Peoples Telecommunication and Information Services Ltd.
- Company type: Private (Non-Government)
- Industry: Telecommunication
- Founded: Dhaka, Bangladesh
- Founder: Mr. T I M Nurun Nabi
- Headquarters: 1st Floor, Hayes & Haier Center, Plot 6, Road 7D, Uttara, Dhaka - 1230, Bangladesh, Dhaka
- Number of locations: 206 Exchanges nationwide
- Area served: All over Bangladesh
- Services: PSTN Telecom, Hosted Call Centre, Centrex, ISP
- Number of employees: 350+
- Website: ptelco.net

= PeoplesTel =

Bangladeshi telecommunications company

Peoples Telecommunication and Information Services Ltd., doing business as PeoplesTel (পিপলসটেল), is a Bangladeshi fixed line operator. It is a private public switched telephone network (PSTN) operator, ISP and Hosted Call Centre Service Provider in Bangladesh.

== History ==

Peoples Telecommunication and Information Services Ltd. (PeoplesTel) (পিপলসটেল) is the successor company of Bangladesh Rural Telecom Authority (BRTA) Pvt Ltd. Established in 1989 BRTA started its operation to provide digital communication in 203 rural Thanas (smallest administrative area of Bangladesh) throughout North, North-East and North-West region of the country. The agreement was made between the Bangladesh Government, represented by Bangladesh Telegraph & Telephone Board (BTTB), the Government owned telephone company. Later in 1993 this agreement was revised and BRTA was provided with the license to operate in 199 Thanas. By being the first private telecom operator in Bangladesh, BRTA paved the way for telecom privatisation in Bangladesh.

Newly formed BTRC divided the country into five operating zones for PSTN operators (North-West, North-East, South-West, South-East and Central). In 2003 BRTC decided to provide licenses for 4 out of the five zones, except Central zone. PeoplesTel obtained their 4 zonal license in 2004 and then on 17 March 2008 obtained the licence to operate in Central zone after BTRC decided to issue Central zone licenses to a number PSTN operators on 25 June 2007.

===Chronology===
Source:

1989: Bangladesh Rural Telecom Authority (BRTA) Rural PSTN license by the Ministry of Posts and Telecommunications of Bangladesh.

1993: License renewed.

15 December 2003: BRTA was bifurcated into two new companies with a mutual agreement among the Directors.

February 2004: PeoplesTel is incorporated and given licenses by BTRC to operate in four out of the five zones.

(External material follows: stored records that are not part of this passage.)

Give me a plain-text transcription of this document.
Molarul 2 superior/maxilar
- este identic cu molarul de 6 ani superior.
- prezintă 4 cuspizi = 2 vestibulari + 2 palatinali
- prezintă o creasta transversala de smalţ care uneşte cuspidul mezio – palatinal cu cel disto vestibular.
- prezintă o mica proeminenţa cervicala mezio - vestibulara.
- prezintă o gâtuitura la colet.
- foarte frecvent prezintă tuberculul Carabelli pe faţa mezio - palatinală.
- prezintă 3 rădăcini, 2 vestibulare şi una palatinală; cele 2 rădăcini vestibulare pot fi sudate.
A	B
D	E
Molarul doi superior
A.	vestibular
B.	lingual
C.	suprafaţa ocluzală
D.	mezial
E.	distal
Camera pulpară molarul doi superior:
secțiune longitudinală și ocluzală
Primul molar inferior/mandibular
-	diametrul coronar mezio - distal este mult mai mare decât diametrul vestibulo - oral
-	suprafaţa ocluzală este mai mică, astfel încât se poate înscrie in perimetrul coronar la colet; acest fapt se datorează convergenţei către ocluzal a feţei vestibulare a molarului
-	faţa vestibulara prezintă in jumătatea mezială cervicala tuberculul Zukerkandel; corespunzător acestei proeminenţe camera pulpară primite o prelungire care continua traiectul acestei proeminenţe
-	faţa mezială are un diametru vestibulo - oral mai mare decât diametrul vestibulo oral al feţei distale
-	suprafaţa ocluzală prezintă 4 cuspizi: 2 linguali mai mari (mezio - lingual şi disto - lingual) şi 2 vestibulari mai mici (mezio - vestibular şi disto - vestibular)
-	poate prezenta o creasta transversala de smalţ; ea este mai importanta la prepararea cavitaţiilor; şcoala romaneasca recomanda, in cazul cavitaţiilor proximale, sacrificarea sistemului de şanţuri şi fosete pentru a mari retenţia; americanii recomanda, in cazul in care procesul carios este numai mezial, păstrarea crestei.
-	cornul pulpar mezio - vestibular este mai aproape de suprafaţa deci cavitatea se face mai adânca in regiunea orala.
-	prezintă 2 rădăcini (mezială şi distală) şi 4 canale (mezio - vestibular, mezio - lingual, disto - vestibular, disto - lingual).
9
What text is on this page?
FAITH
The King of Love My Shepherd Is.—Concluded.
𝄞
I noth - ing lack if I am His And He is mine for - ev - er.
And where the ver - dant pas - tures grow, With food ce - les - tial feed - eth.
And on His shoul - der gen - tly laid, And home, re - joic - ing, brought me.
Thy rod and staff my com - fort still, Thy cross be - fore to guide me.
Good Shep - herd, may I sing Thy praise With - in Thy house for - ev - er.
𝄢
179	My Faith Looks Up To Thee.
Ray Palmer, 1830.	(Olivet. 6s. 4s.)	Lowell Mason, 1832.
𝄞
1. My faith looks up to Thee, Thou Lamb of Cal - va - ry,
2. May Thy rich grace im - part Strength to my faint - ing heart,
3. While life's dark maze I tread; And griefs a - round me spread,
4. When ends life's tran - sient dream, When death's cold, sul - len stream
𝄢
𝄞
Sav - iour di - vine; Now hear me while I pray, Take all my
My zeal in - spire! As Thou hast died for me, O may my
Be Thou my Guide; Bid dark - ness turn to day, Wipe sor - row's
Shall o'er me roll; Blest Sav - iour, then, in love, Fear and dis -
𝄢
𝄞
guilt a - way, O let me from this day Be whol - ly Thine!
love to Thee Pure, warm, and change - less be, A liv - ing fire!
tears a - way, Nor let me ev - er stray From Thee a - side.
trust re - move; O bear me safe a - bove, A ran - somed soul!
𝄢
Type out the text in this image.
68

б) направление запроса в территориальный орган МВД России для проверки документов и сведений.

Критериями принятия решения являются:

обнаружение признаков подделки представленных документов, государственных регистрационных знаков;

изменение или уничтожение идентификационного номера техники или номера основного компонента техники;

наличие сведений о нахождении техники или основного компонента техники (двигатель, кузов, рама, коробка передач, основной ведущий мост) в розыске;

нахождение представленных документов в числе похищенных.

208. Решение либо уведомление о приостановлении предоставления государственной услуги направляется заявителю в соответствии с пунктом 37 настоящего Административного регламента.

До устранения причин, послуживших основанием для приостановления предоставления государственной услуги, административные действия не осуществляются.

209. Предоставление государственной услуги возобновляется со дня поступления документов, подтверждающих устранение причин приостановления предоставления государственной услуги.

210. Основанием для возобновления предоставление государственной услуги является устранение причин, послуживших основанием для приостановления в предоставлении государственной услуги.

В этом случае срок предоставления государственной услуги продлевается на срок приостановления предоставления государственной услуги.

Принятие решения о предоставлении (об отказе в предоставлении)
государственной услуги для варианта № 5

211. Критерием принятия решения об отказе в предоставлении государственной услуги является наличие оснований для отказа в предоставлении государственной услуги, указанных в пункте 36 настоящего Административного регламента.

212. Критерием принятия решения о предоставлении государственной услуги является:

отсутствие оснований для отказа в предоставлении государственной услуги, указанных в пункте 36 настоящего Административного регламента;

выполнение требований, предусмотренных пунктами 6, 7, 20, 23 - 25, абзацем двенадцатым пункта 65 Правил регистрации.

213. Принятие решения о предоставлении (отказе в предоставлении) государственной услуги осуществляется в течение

17 March 2008: PeoplesTel obtained the license to operate in the Central Zone (Dhaka), thus becoming a nationwide PSTN Operator.

== Company information ==

=== Key persons ===

- Chairman: Mr. T I M Nurun Nabi
- Directors: Mr. Shamim Shawkat and Mrs. Shamima Nabi

=== Subscriber base ===

As of January 2010, PeoplesTel has over 150 thousand subscribers nationwide.

==Numbering scheme==

PeoplesTel uses the following numbering scheme for its subscribers:

+880 38 N_{1}N_{2}N_{3}N_{4}N_{5}N_{6}N_{7}N_{8}

where 880 is the International Subscriber Dialling Code for Bangladesh and is needed only in case of dialling from outside.

38 is the access code for PeoplesTel as allocated by the Government of Bangladesh. Omitting +880 will require to use 0 in place of it instead to represent local call, hence 038 is the general access code.

Although 038 has been allocated to PeoplesTel, 0381 is the local code for BTCL in Lakhipur and BTCL is in the process to phase out these numbers.

== Services ==

PeoplesTel provides a various range of services. Along with being a PSTN operator, PeoplesTel is also a nationwide ISP and Hosted Call Centre Service Provider.

PeoplesTel is the first operator in Bangladesh to launch telephony IP network. The system enables PeoplesTel to offer Postpaid and Prepaid Calling Card, Callback, Softphone and International Call Forwarding (ICF). Due to licensing restriction imposed by BTRC, calling card services and Softphone is currently not active. However, ICF, Web Call Back and voice mail services are active.

On 8 August 2009: PeoplesTel signed the largest ever telecommunication corporate deal with Jamuna Group for 31,000 fixed line phones, Centrex, Internet and data connectivity services. On 6 March 2007: PeoplesTel announces network expansion plan.